Sunday, November 9, 2008

Farewell Lt. Smith... and Thank You!


Tonight, Lt. Michael Smith will ride into the sunset. After 27 years of service, he'll be retiring with his wife, dog, 3 cats, parakeet, and newly-acquired beta fish to Florida. Lt. Smith demonstrated each and every day a passion for his job that went beyond belief. He viewed his mission as not just to be a good police officer, but to do whatever needed to be done to make the (his) neighborhood safer. For the last several years, Lt. Smith served PSA 307 - the Logan Circle neighborhood, but he lived in Shaw, his preceding assignment, and he was a 24/7 officer, radio around his neck, laptop in hand. And he wasn't one to let anyone or anything stand in his way, which is why he had troublemakers file complaints against him and occasionally got into hot water with higher ups. The community always had his back, just as he had ours.

Here's an except from a 1996 Washington CityPaper story entitled, "Bad Boy":
Adams Morgan residents first noticed something funny about Metropolitan Police Department (MPD) Lt. Michael Smith when he started passing out cards bearing his beeper number. Then, burgled neighbors—long accustomed to waiting out five or six loads of laundry before seeing a cop—found Smith responding before they could add bleach. Things really got out of hand when Smith, armed with a nail gun, personally boarded up several Columbia Heights crack houses. He also helped residents rid their streets of burned-out cars and implored judges to send juveniles offenders to community-service programs. Now, Adams Morgan community leaders say MPD officials, who looked like slackers next to Smith, have conspired to make him pay for his good deeds with a recent transfer to the graveyard shift in Shaw. While the department insists Smith's transfer was routine, 3rd District Lt. Michael Gallahan says Smith was out of line. "[He] went out there with an agenda to develop...a fan club," explains Gallahan. "Mike would respond to every call he got. But community policing is about making residents aware of the resources out there to help themselves. A lot of those people [in Adams Morgan] need to get off their duffs and take care of their own business."
And so he arrived in Shaw and he kept pushing. From another article, entitled “The Beat Goes On: With all the drugs, prostitutes, and public urination in Shaw, it's a wonder anyone moves in. That's why Lt. Mike Smith won't move out”:

If you break the law frequently in Shaw, Smith probably shares a long saga with you…. He knows your name, alias, street address, family, personal history, and addictions (if applicable). Residents around the District are still demanding the intense "community policing" that Metropolitan Police Department (MPD) Chief Charles H. Ramsey promised when he accepted his position over five years ago…. But the department has undoubtedly given it to Shaw residents, whether they wanted it or not, in the form of a live-in lieutenant, Mike Smith. He's taken community policing to the extreme, and, in the process, has inspired glowing praise, a bit of protest, and two transfers…. "I live at 1203 7th St.," he tells the dozen or so ex-convicts. "I tell everybody that: thugs, criminals, and citizens. Everyone knows I live there. The 7 and O Crew members knew I lived there. They're gone; I'm still there. Somebody shot out my apartment window a few days ago. It didn't wake me up. It didn't even wake up my dogs. Some officers called and told me what happened, and I was pissed they woke me up for it."

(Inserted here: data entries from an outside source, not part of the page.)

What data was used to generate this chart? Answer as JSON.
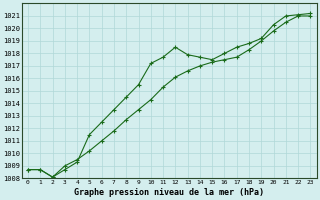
{
  "title": "Graphe pression niveau de la mer (hPa)",
  "background_color": "#d4eeee",
  "grid_color": "#b0d8d8",
  "line_color": "#1a6b1a",
  "marker": "+",
  "markersize": 3.5,
  "linewidth": 0.8,
  "x_labels": [
    "0",
    "1",
    "2",
    "3",
    "4",
    "5",
    "6",
    "7",
    "8",
    "9",
    "10",
    "11",
    "12",
    "13",
    "14",
    "15",
    "16",
    "17",
    "18",
    "19",
    "20",
    "21",
    "22",
    "23"
  ],
  "ylim": [
    1008,
    1022
  ],
  "xlim": [
    -0.5,
    23.5
  ],
  "yticks": [
    1008,
    1009,
    1010,
    1011,
    1012,
    1013,
    1014,
    1015,
    1016,
    1017,
    1018,
    1019,
    1020,
    1021
  ],
  "ytick_fontsize": 5.0,
  "xtick_fontsize": 4.5,
  "xlabel_fontsize": 6.0,
  "series1_x": [
    0,
    1,
    2,
    3,
    4,
    5,
    6,
    7,
    8,
    9,
    10,
    11,
    12,
    13,
    14,
    15,
    16,
    17,
    18,
    19,
    20,
    21,
    22,
    23
  ],
  "series1_y": [
    1008.7,
    1008.7,
    1008.1,
    1009.0,
    1009.5,
    1010.2,
    1011.0,
    1011.8,
    1012.7,
    1013.5,
    1014.3,
    1015.3,
    1016.1,
    1016.6,
    1017.0,
    1017.3,
    1017.5,
    1017.7,
    1018.3,
    1019.0,
    1019.8,
    1020.5,
    1021.0,
    1021.0
  ],
  "series2_x": [
    0,
    1,
    2,
    3,
    4,
    5,
    6,
    7,
    8,
    9,
    10,
    11,
    12,
    13,
    14,
    15,
    16,
    17,
    18,
    19,
    20,
    21,
    22,
    23
  ],
  "series2_y": [
    1008.7,
    1008.7,
    1008.1,
    1008.7,
    1009.3,
    1011.5,
    1012.5,
    1013.5,
    1014.5,
    1015.5,
    1017.2,
    1017.7,
    1018.5,
    1017.9,
    1017.7,
    1017.5,
    1018.0,
    1018.5,
    1018.8,
    1019.2,
    1020.3,
    1021.0,
    1021.1,
    1021.2
  ]
}
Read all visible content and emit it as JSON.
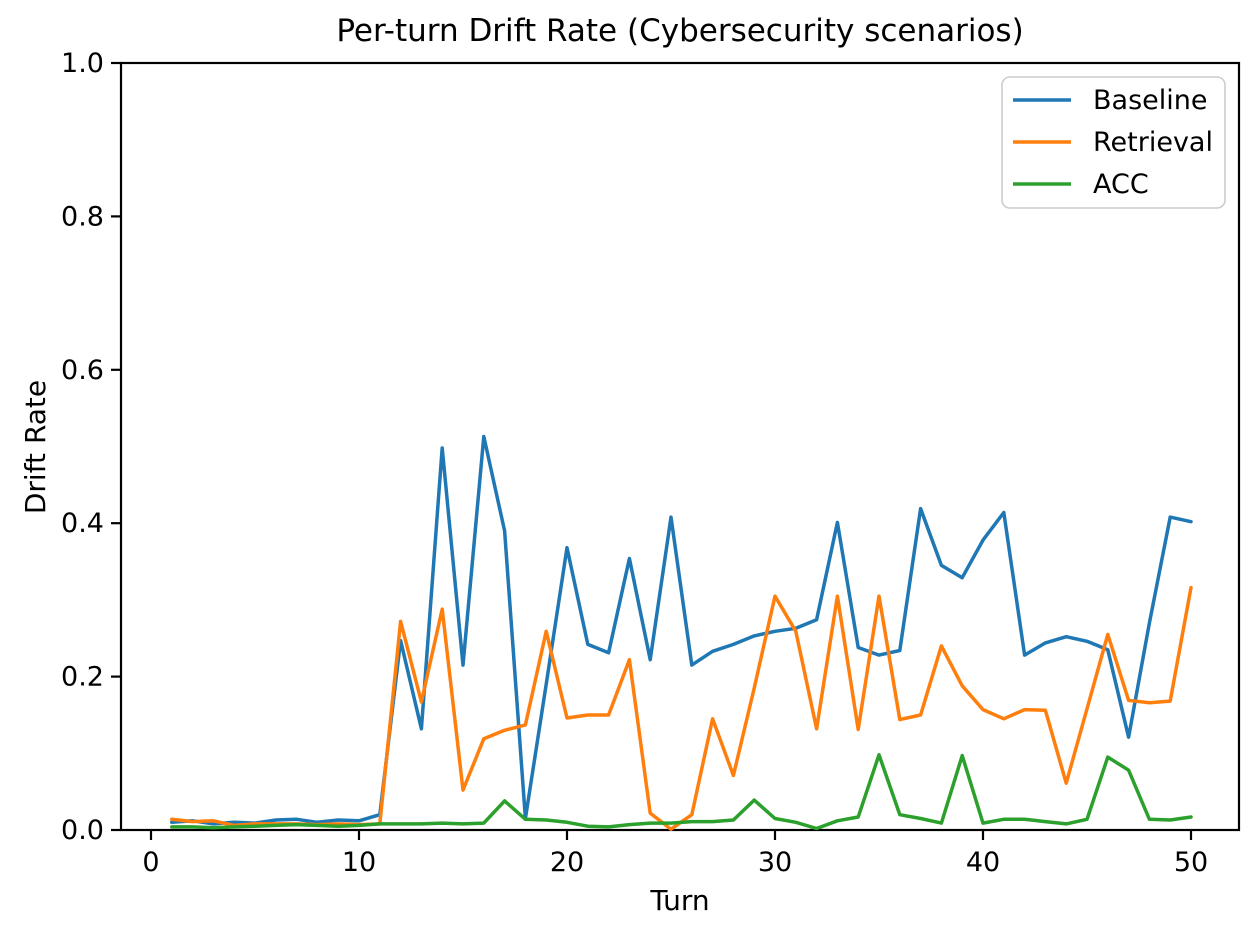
{
  "chart_data": {
    "type": "line",
    "title": "Per-turn Drift Rate (Cybersecurity scenarios)",
    "xlabel": "Turn",
    "ylabel": "Drift Rate",
    "x_ticks": [
      0,
      10,
      20,
      30,
      40,
      50
    ],
    "y_ticks": [
      0.0,
      0.2,
      0.4,
      0.6,
      0.8,
      1.0
    ],
    "y_tick_labels": [
      "0.0",
      "0.2",
      "0.4",
      "0.6",
      "0.8",
      "1.0"
    ],
    "xlim": [
      -1.44,
      52.31
    ],
    "ylim": [
      0.0,
      1.0
    ],
    "grid": false,
    "legend_position": "upper right",
    "x": [
      1,
      2,
      3,
      4,
      5,
      6,
      7,
      8,
      9,
      10,
      11,
      12,
      13,
      14,
      15,
      16,
      17,
      18,
      19,
      20,
      21,
      22,
      23,
      24,
      25,
      26,
      27,
      28,
      29,
      30,
      31,
      32,
      33,
      34,
      35,
      36,
      37,
      38,
      39,
      40,
      41,
      42,
      43,
      44,
      45,
      46,
      47,
      48,
      49,
      50
    ],
    "series": [
      {
        "name": "Baseline",
        "color": "#1f77b4",
        "values": [
          0.01,
          0.012,
          0.008,
          0.01,
          0.009,
          0.013,
          0.014,
          0.01,
          0.013,
          0.012,
          0.02,
          0.247,
          0.132,
          0.498,
          0.215,
          0.513,
          0.39,
          0.015,
          0.19,
          0.368,
          0.242,
          0.231,
          0.354,
          0.222,
          0.408,
          0.215,
          0.233,
          0.242,
          0.253,
          0.259,
          0.263,
          0.274,
          0.401,
          0.238,
          0.228,
          0.234,
          0.419,
          0.345,
          0.329,
          0.378,
          0.414,
          0.228,
          0.244,
          0.252,
          0.246,
          0.235,
          0.121,
          0.27,
          0.408,
          0.402
        ]
      },
      {
        "name": "Retrieval",
        "color": "#ff7f0e",
        "values": [
          0.014,
          0.011,
          0.012,
          0.006,
          0.008,
          0.008,
          0.008,
          0.007,
          0.008,
          0.007,
          0.008,
          0.272,
          0.167,
          0.288,
          0.052,
          0.119,
          0.13,
          0.137,
          0.259,
          0.146,
          0.15,
          0.15,
          0.222,
          0.022,
          0.001,
          0.02,
          0.145,
          0.071,
          0.185,
          0.305,
          0.259,
          0.132,
          0.305,
          0.131,
          0.305,
          0.144,
          0.15,
          0.24,
          0.188,
          0.157,
          0.145,
          0.157,
          0.156,
          0.061,
          0.158,
          0.255,
          0.169,
          0.166,
          0.168,
          0.316
        ]
      },
      {
        "name": "ACC",
        "color": "#2ca02c",
        "values": [
          0.004,
          0.004,
          0.003,
          0.004,
          0.005,
          0.006,
          0.007,
          0.006,
          0.005,
          0.006,
          0.008,
          0.008,
          0.008,
          0.009,
          0.008,
          0.009,
          0.038,
          0.014,
          0.013,
          0.01,
          0.005,
          0.004,
          0.007,
          0.009,
          0.009,
          0.011,
          0.011,
          0.013,
          0.039,
          0.015,
          0.01,
          0.002,
          0.012,
          0.017,
          0.098,
          0.02,
          0.015,
          0.009,
          0.097,
          0.009,
          0.014,
          0.014,
          0.011,
          0.008,
          0.014,
          0.095,
          0.078,
          0.014,
          0.013,
          0.017
        ]
      }
    ]
  }
}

I remember years ago how when I had the opportunity to present Lt. Smith with the Logan Circle Community Association's service award. I joked how they ought to make Lt. Smith Super Hero action figures, because they'd sell out.

Last night, there was a farewell party for Lt. Smith, bringing out about 150 people. This retirement party, however, was filled with neighborhood residents, not just fellow officers. I learned a few things. Officers repeatedly how Michael Smith was the rare officer who upon becoming a lieutenant continued to use his handcuffs and go to court. Lt. Smith apparently earned the nickname "big bird" early in his career initially for a bright yellow jacket he received as a gift from his father, it got locked in when he tackled a perp from a rooftop and the interview report with the fleeing suspect read, "this big bird..." I also learned that knowing perps fled over a certain fence in the neighborhood, he greased it up.

If you've been at any sort of community function with Lt. Smith, and he attended them all, regardless of whether he is on or off duty, you just expect him to run out at some point, handle a situation or make an arrest, and then return. He led by example and was one of the first riding his bike on patrol.

Lt. Smith, thank you for all your work on behalf of our neighborhoods, for making them safer, for being such an integral part of the community, and, for your continuing friendship. Enjoy scuba diving in Florida!

2 comments:

Deborah Ziska said...

We will always remember your accessibility 24/7 and your passion to serve the community. I will never forget your bike rides for charity and how you and your wife stayed behind to help me clean after a neighborhood dinner. Enjoy your retirement; you've earned it!

Ruth W said...

Lt. Smith deserves some kind of living legacy, so his service won't be forgotten. Perhaps MVSNA or some other group could name an award after him to be awarded for above-the-call-of-duty community policing work. Even better if there could be some money to go with it.